Why wouldn’t everyone love America and Americans? I happen to be one that do, but it’s not hard to see why some struggle. It could be because there is sometimes the expectation that loving what many see as the epicenter of freedom and democracy is the only logical response. The City Upon a Hill-attitude works very well if you are an American, but sometimes it seems like the rest of the world doesn’t have a choice. America is the parent that has the right to make decisions the children neither understands or likes. President-elect Kennedy used the phrase in 1961, Ronald Reagan opened and ended his time in the White House with this reference to John Winthrop, and George Bush said this in 2004:
Like generations before us, we have a calling from beyond the stars to stand for freedom. This is the everlasting dream of America.

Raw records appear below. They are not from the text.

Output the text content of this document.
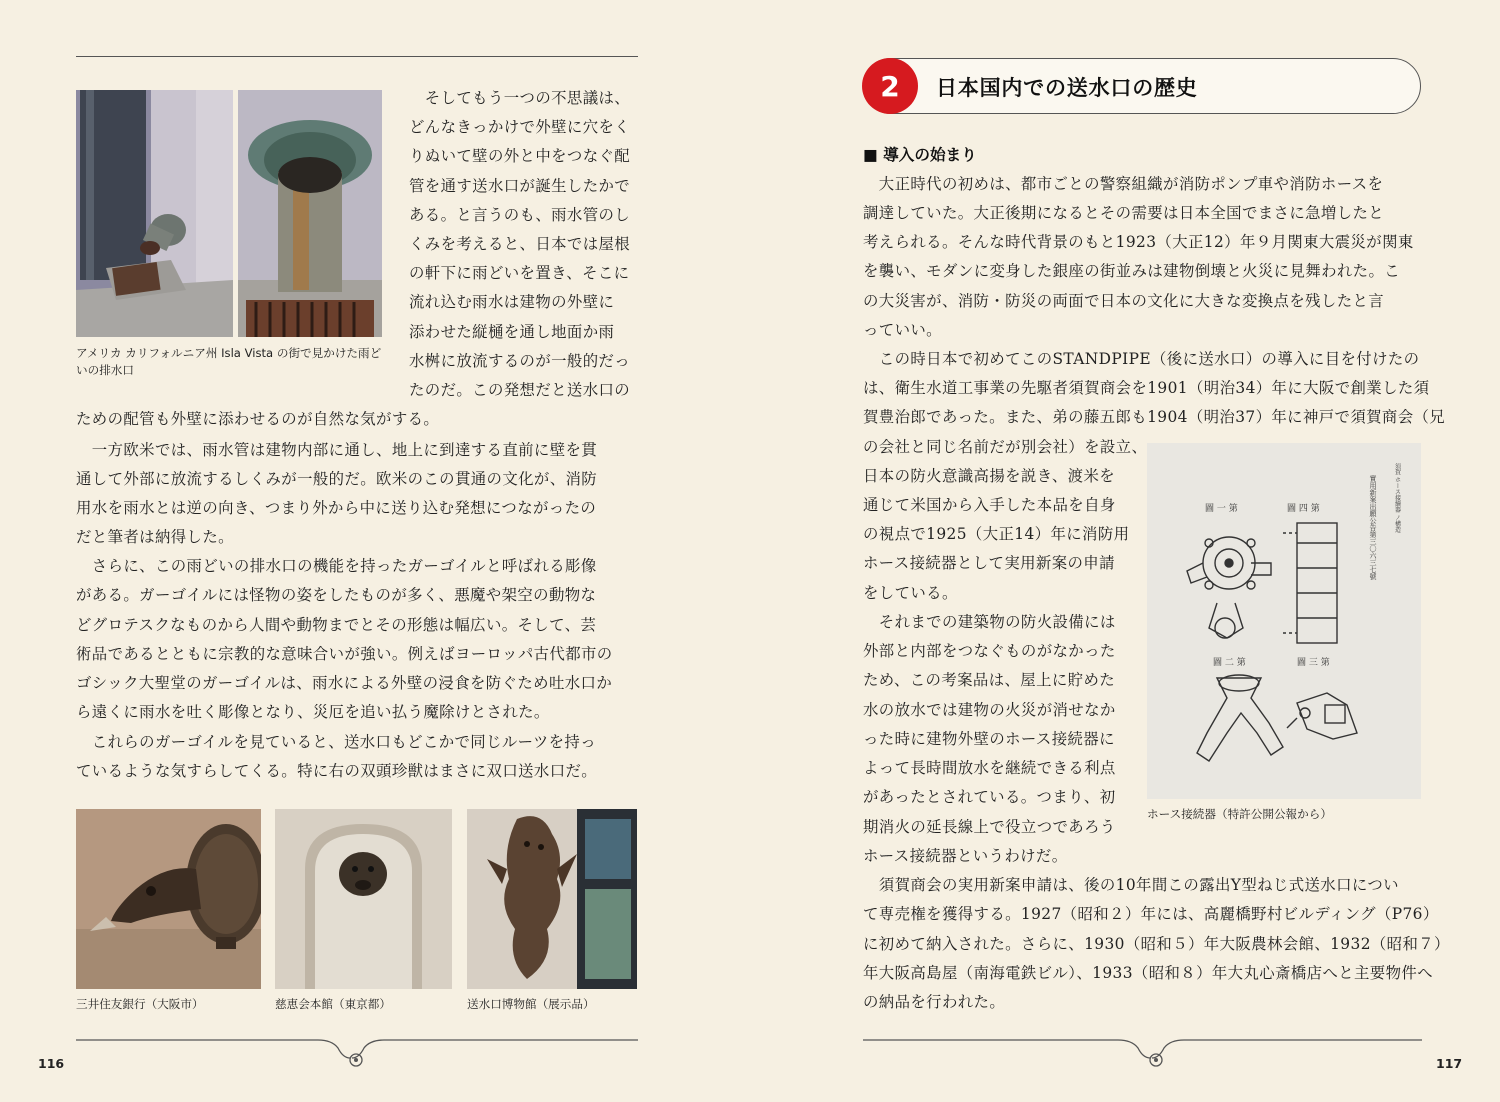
アメリカ カリフォルニア州 Isla Vista の街で見かけた雨どいの排水口

　そしてもう一つの不思議は、

どんなきっかけで外壁に穴をく

りぬいて壁の外と中をつなぐ配

管を通す送水口が誕生したかで

ある。と言うのも、雨水管のし

くみを考えると、日本では屋根

の軒下に雨どいを置き、そこに

流れ込む雨水は建物の外壁に

添わせた縦樋を通し地面か雨

水桝に放流するのが一般的だっ

たのだ。この発想だと送水口の

ための配管も外壁に添わせるのが自然な気がする。

　一方欧米では、雨水管は建物内部に通し、地上に到達する直前に壁を貫

通して外部に放流するしくみが一般的だ。欧米のこの貫通の文化が、消防

用水を雨水とは逆の向き、つまり外から中に送り込む発想につながったの

だと筆者は納得した。

　さらに、この雨どいの排水口の機能を持ったガーゴイルと呼ばれる彫像

がある。ガーゴイルには怪物の姿をしたものが多く、悪魔や架空の動物な

どグロテスクなものから人間や動物までとその形態は幅広い。そして、芸

術品であるとともに宗教的な意味合いが強い。例えばヨーロッパ古代都市の

ゴシック大聖堂のガーゴイルは、雨水による外壁の浸食を防ぐため吐水口か

ら遠くに雨水を吐く彫像となり、災厄を追い払う魔除けとされた。

　これらのガーゴイルを見ていると、送水口もどこかで同じルーツを持っ

ているような気すらしてくる。特に右の双頭珍獣はまさに双口送水口だ。

三井住友銀行（大阪市）	慈恵会本館（東京都）	送水口博物館（展示品）
116
2	日本国内での送水口の歴史
■ 導入の始まり

　大正時代の初めは、都市ごとの警察組織が消防ポンプ車や消防ホースを

調達していた。大正後期になるとその需要は日本全国でまさに急増したと

考えられる。そんな時代背景のもと1923（大正12）年９月関東大震災が関東

を襲い、モダンに変身した銀座の街並みは建物倒壊と火災に見舞われた。こ

の大災害が、消防・防災の両面で日本の文化に大きな変換点を残したと言

っていい。

　この時日本で初めてこのSTANDPIPE（後に送水口）の導入に目を付けたの

は、衛生水道工事業の先駆者須賀商会を1901（明治34）年に大阪で創業した須

賀豊治郎であった。また、弟の藤五郎も1904（明治37）年に神戸で須賀商会（兄

の会社と同じ名前だが別会社）を設立、

日本の防火意識高揚を説き、渡米を

通じて米国から入手した本品を自身

の視点で1925（大正14）年に消防用

ホース接続器として実用新案の申請

をしている。

　それまでの建築物の防火設備には

外部と内部をつなぐものがなかった

ため、この考案品は、屋上に貯めた

水の放水では建物の火災が消せなか

った時に建物外壁のホース接続器に

よって長時間放水を継続できる利点

があったとされている。つまり、初

期消火の延長線上で役立つであろう

ホース接続器というわけだ。

　須賀商会の実用新案申請は、後の10年間この露出Y型ねじ式送水口につい

て専売権を獲得する。1927（昭和２）年には、高麗橋野村ビルディング（P76）

に初めて納入された。さらに、1930（昭和５）年大阪農林会館、1932（昭和７）

年大阪高島屋（南海電鉄ビル）、1933（昭和８）年大丸心斎橋店へと主要物件へ

の納品を行われた。

圖 一 第	圖 四 第
圖 二 第	圖 三 第
實用新案出願公告第三〇六三七號	須賀 ホース接續器 ノ構造
ホース接続器（特許公開公報から）
117
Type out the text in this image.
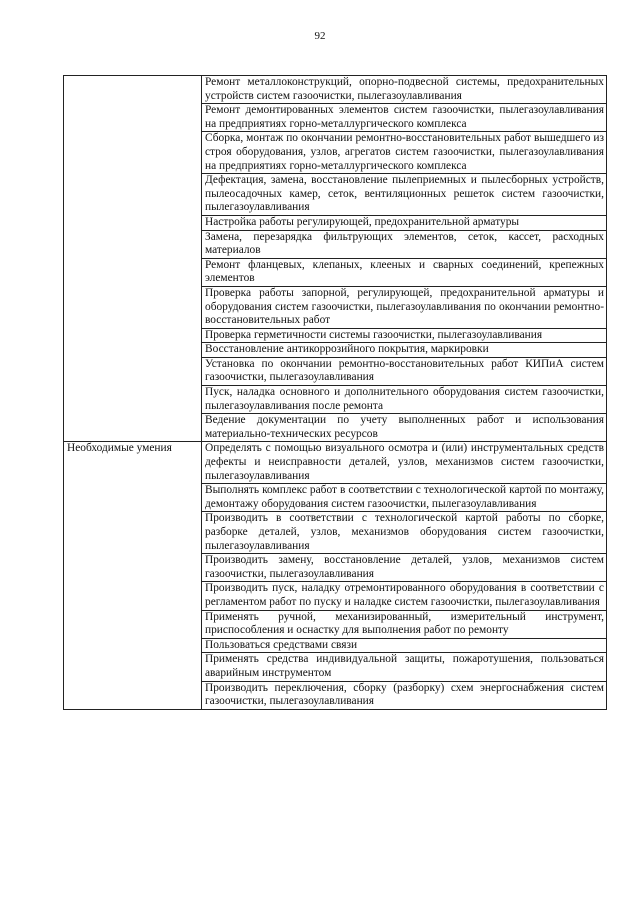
92
	Ремонт металлоконструкций, опорно-подвесной системы, предохранительных устройств систем газоочистки, пылегазоулавливания
	Ремонт демонтированных элементов систем газоочистки, пылегазоулавливания на предприятиях горно-металлургического комплекса
	Сборка, монтаж по окончании ремонтно-восстановительных работ вышедшего из строя оборудования, узлов, агрегатов систем газоочистки, пылегазоулавливания на предприятиях горно-металлургического комплекса
	Дефектация, замена, восстановление пылеприемных и пылесборных устройств, пылеосадочных камер, сеток, вентиляционных решеток систем газоочистки, пылегазоулавливания
	Настройка работы регулирующей, предохранительной арматуры
	Замена, перезарядка фильтрующих элементов, сеток, кассет, расходных материалов
	Ремонт фланцевых, клепаных, клееных и сварных соединений, крепежных элементов
	Проверка работы запорной, регулирующей, предохранительной арматуры и оборудования систем газоочистки, пылегазоулавливания по окончании ремонтно-восстановительных работ
	Проверка герметичности системы газоочистки, пылегазоулавливания
	Восстановление антикоррозийного покрытия, маркировки
	Установка по окончании ремонтно-восстановительных работ КИПиА систем газоочистки, пылегазоулавливания
	Пуск, наладка основного и дополнительного оборудования систем газоочистки, пылегазоулавливания после ремонта
	Ведение документации по учету выполненных работ и использования материально-технических ресурсов
Необходимые умения	Определять с помощью визуального осмотра и (или) инструментальных средств дефекты и неисправности деталей, узлов, механизмов систем газоочистки, пылегазоулавливания
	Выполнять комплекс работ в соответствии с технологической картой по монтажу, демонтажу оборудования систем газоочистки, пылегазоулавливания
	Производить в соответствии с технологической картой работы по сборке, разборке деталей, узлов, механизмов оборудования систем газоочистки, пылегазоулавливания
	Производить замену, восстановление деталей, узлов, механизмов систем газоочистки, пылегазоулавливания
	Производить пуск, наладку отремонтированного оборудования в соответствии с регламентом работ по пуску и наладке систем газоочистки, пылегазоулавливания
	Применять ручной, механизированный, измерительный инструмент, приспособления и оснастку для выполнения работ по ремонту
	Пользоваться средствами связи
	Применять средства индивидуальной защиты, пожаротушения, пользоваться аварийным инструментом
	Производить переключения, сборку (разборку) схем энергоснабжения систем газоочистки, пылегазоулавливания
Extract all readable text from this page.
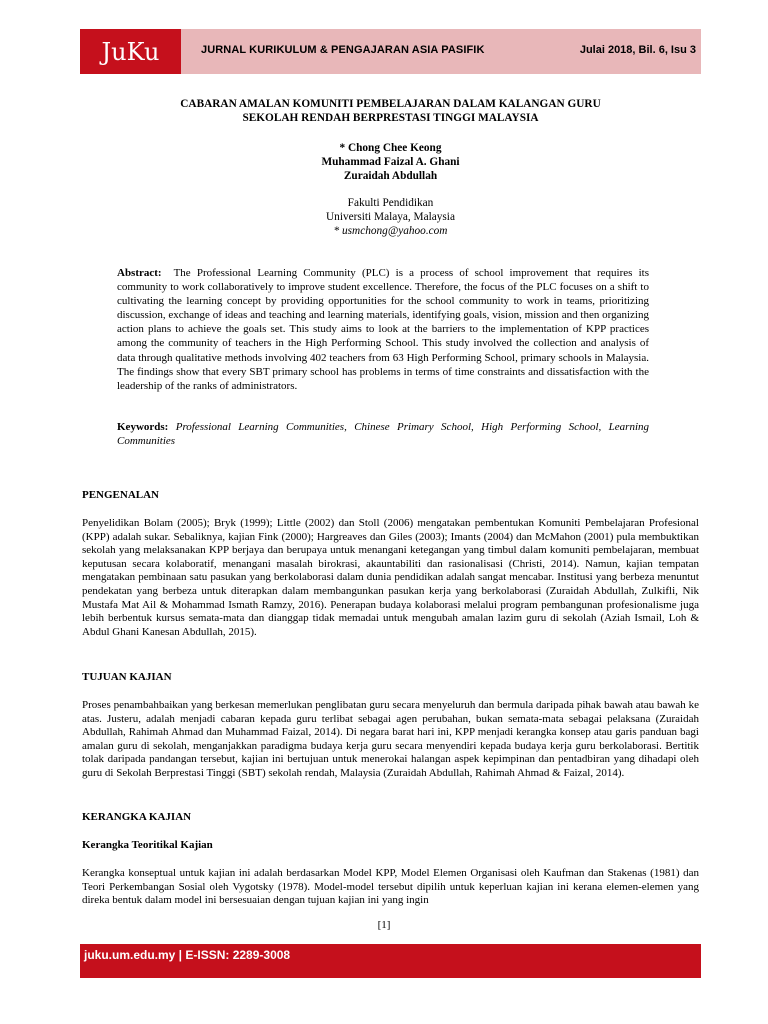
JuKu	JURNAL KURIKULUM & PENGAJARAN ASIA PASIFIK	Julai 2018, Bil. 6, Isu 3
CABARAN AMALAN KOMUNITI PEMBELAJARAN DALAM KALANGAN GURU
SEKOLAH RENDAH BERPRESTASI TINGGI MALAYSIA
* Chong Chee Keong
Muhammad Faizal A. Ghani
Zuraidah Abdullah
Fakulti Pendidikan
Universiti Malaya, Malaysia
* usmchong@yahoo.com
Abstract: The Professional Learning Community (PLC) is a process of school improvement that requires its community to work collaboratively to improve student excellence. Therefore, the focus of the PLC focuses on a shift to cultivating the learning concept by providing opportunities for the school community to work in teams, prioritizing discussion, exchange of ideas and teaching and learning materials, identifying goals, vision, mission and then organizing action plans to achieve the goals set. This study aims to look at the barriers to the implementation of KPP practices among the community of teachers in the High Performing School. This study involved the collection and analysis of data through qualitative methods involving 402 teachers from 63 High Performing School, primary schools in Malaysia. The findings show that every SBT primary school has problems in terms of time constraints and dissatisfaction with the leadership of the ranks of administrators.
Keywords: Professional Learning Communities, Chinese Primary School, High Performing School, Learning Communities
PENGENALAN
Penyelidikan Bolam (2005); Bryk (1999); Little (2002) dan Stoll (2006) mengatakan pembentukan Komuniti Pembelajaran Profesional (KPP) adalah sukar. Sebaliknya, kajian Fink (2000); Hargreaves dan Giles (2003); Imants (2004) dan McMahon (2001) pula membuktikan sekolah yang melaksanakan KPP berjaya dan berupaya untuk menangani ketegangan yang timbul dalam komuniti pembelajaran, membuat keputusan secara kolaboratif, menangani masalah birokrasi, akauntabiliti dan rasionalisasi (Christi, 2014). Namun, kajian tempatan mengatakan pembinaan satu pasukan yang berkolaborasi dalam dunia pendidikan adalah sangat mencabar. Institusi yang berbeza menuntut pendekatan yang berbeza untuk diterapkan dalam membangunkan pasukan kerja yang berkolaborasi (Zuraidah Abdullah, Zulkifli, Nik Mustafa Mat Ail & Mohammad Ismath Ramzy, 2016). Penerapan budaya kolaborasi melalui program pembangunan profesionalisme juga lebih berbentuk kursus semata-mata dan dianggap tidak memadai untuk mengubah amalan lazim guru di sekolah (Aziah Ismail, Loh & Abdul Ghani Kanesan Abdullah, 2015).
TUJUAN KAJIAN
Proses penambahbaikan yang berkesan memerlukan penglibatan guru secara menyeluruh dan bermula daripada pihak bawah atau bawah ke atas. Justeru, adalah menjadi cabaran kepada guru terlibat sebagai agen perubahan, bukan semata-mata sebagai pelaksana (Zuraidah Abdullah, Rahimah Ahmad dan Muhammad Faizal, 2014). Di negara barat hari ini, KPP menjadi kerangka konsep atau garis panduan bagi amalan guru di sekolah, menganjakkan paradigma budaya kerja guru secara menyendiri kepada budaya kerja guru berkolaborasi. Bertitik tolak daripada pandangan tersebut, kajian ini bertujuan untuk menerokai halangan aspek kepimpinan dan pentadbiran yang dihadapi oleh guru di Sekolah Berprestasi Tinggi (SBT) sekolah rendah, Malaysia (Zuraidah Abdullah, Rahimah Ahmad & Faizal, 2014).
KERANGKA KAJIAN
Kerangka Teoritikal Kajian
Kerangka konseptual untuk kajian ini adalah berdasarkan Model KPP, Model Elemen Organisasi oleh Kaufman dan Stakenas (1981) dan Teori Perkembangan Sosial oleh Vygotsky (1978). Model-model tersebut dipilih untuk keperluan kajian ini kerana elemen-elemen yang direka bentuk dalam model ini bersesuaian dengan tujuan kajian ini yang ingin
[1]
juku.um.edu.my | E-ISSN: 2289-3008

Many seem to think that democracy died the day Donald Trump won the election, as if the previous administrations have been perfect. American entertainment has conquered the world, but this isn’t just entertainment. A lot of it supports the idea that America is the beacon of hope, our last best hope for peace. It’s the one place on this planet where we are guaranteed complete personal freedom. This is the American dream, but is that really an option today? Democracy is about more than celebrities’ right to rant louder and uglier than the president, the freedom to redefine your gender multiple times, or the right to have Christian symbols like a cross or a nativity scene removed from public land. Some people would argue that our own societies are major renovation objects too, and that this is where we need to start.
One of the most controversial policies has been the determination to spread democracy. An article by Sean Lynn-Jones from Harvard Kennedy School, written in 1998, supports this idea and he concludes that the USA ought to spread a liberal democracy. Liberalism aims to guarantee individuals rights such as the right to choose religion, gender, sexual orientation as well as equal opportunities in health care, education and employment. It may sound like a good idea, but this quote from from the article is problematic:
Policies to promote democracy should attempt to increase the number of regimes that respect the individual liberties that lie in the heart of liberalism and elect their leaders. The United States therefore should attempt to build support for liberal principles-many of which are enshrined in international human rights treatises-as well as encouraging states to hold free and fair elections.
First of all, where do we stand ourselves? Most people in my country think they live in a democracy. That is the official story, and we may deserve the number one spot in a report The Economist Intelligence Unit published in 2010. The report listed 167 countries from the most to the least democratic, with Norway as number one with 9,8 out of 10 points and North Korea at the other end with 1,08 points. The USA and Britain were 17 and 19, which was mainly because civil liberties had been sacrificed in the war against terror. The same countries occupied 1st and 167th place six years later, while the USA shared the 21st position together with Italy, which put them in the flawed democracy category. Shouldn’t the city upon a hill be a little higher? Incidentally, our friends in Saudi Arabia are tied for 159 together with the Democratic Republic of Congo. Are we trying to encourage liberalism in our allied countries? Read about it on Wikpedia.
The main issues in Norway is that we have a political elite that no longer needs the people, and that many decisions are taken in the EU, where we are not even a member. The UN has pointed out on several occasions that Norway is breaking human rights. We also have a press that has given up its independence.
It’s interesting that the report points to reduced freedom for the press and the eagerness to spread democracy, while we support authoritarian regimes like Egypt (under Mubarak) and Saudi Arabia. Countries like Ukraine and Turkey, and the EU are not exactly moving in the right direction either. This is the hypocrisy that makes it hard for foreigners to love America.
The author of the article assumes that it’s democracy if you force it on people. Sovereignty, the right to govern yourself without interference from outside bodies, is an important part of international law. It’s irrelevant what you thought about Gadaffi in Libya, and what you think about Assad in Syria. The fact is that both leaders had support in their own country, and although it was obvious that there were serious problems, they also enacted much needed reforms. I wonder how much more we can expect. No matter what religion we are talking about it’s a bad idea to mix it with politics. It’s not because they are Muslims, but because this has been a deeply religious region since long before Islam was invented. You can’t change that over night and we shouldn’t expect them to give people rights we can’t even agree on in our own societies. I think we should do more to encourage change in countries we see as allies, but we should start with ourselves.